Cuando se da la palabra a los pacientes, la defensa de su autonomía es una de sus principales reivindicaciones, como se observa en del movimiento de la recuperación ante lo que denominan “abuso de la psiquiatría”. Este es también un movimiento de autoayuda que cree en la recuperación, mediante una perspectiva clínica que trasciende los títulos académicos, basada en el apoyo y la comprensión, que obtiene resultados a considerar, y proporciona ciencia y debate desde su perspectiva de usuarios.

Cuando los jueces dictan tratamientos forzosos pueden no conocer las alternativas y seguramente no imaginan que a largo plazo pueden empeorar al paciente, incluso de su propia psicosis. Si el paciente estuviera en situación de riesgo para si mismo o para otros se podría decidir de forma deliberativa lo qué hacer en cada situación concreta, considerando diversas alternativas clínicas Es posible que el paciente que no desee ser medicado pueda aceptar tener encuentros para hablar de sus preocupaciones en un entorno adecuado para obtener ayuda.

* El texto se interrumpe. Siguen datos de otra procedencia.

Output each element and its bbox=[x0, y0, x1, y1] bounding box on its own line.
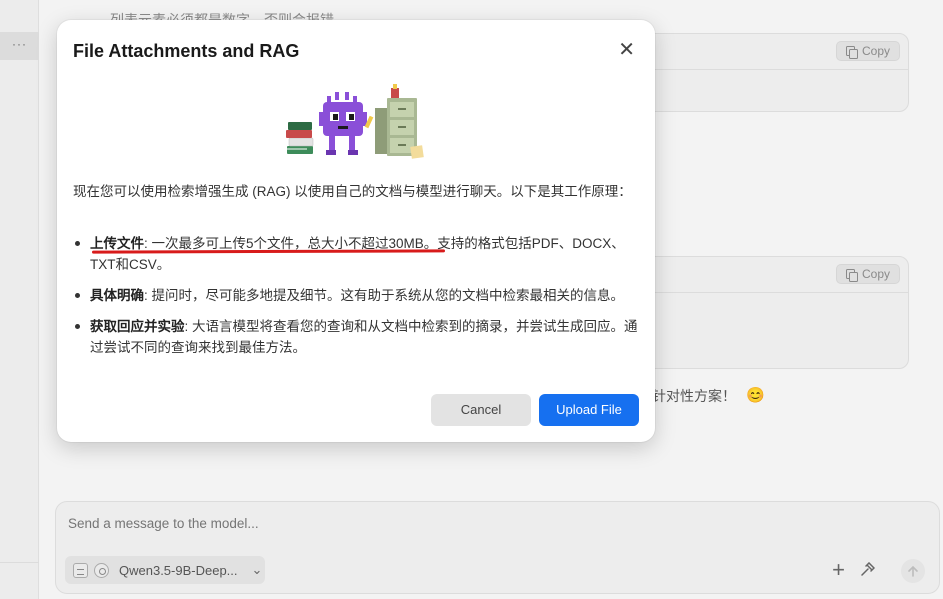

Resulta manifiesta la necesidad de investigar en profundidad tratamientos de diversos tipos sin subordinación al modelo actual dominante, además del alcance y las limitaciones de los antipsicóticos, tanto en la forma de uso actual como en la de hace unas décadas.

Desde un punto de vista asistencial debería disponerse en los próximos años de una variedad de servicios y dispositivos asistenciales para los pacientes psicóticos mayor que la actual, de forma que el consentimiento informado pueda realmente ejercerse, en lo que se refiere a optar por el tratamiento y el tipo de ayuda que el paciente considere más adecuada.

Seguramente no es un problema de coste económico. Recordemos que el antipsicótico depot de moda puede costar 500€ al mes, y con ello se podría dar ayuda psicosocial a dos o tres pacientes, o más. Además, mientras que los tratamientos de mantenimiento son a largo plazo, muchas veces indefinidos, el psicosocial suele establecer objetivos cronológicos de recuperación y reincorporación social, aunque puede que una parte de los pacientes no los consiga completamente o durante todo el tiempo de su proceso psicótico y su trayectoria vital.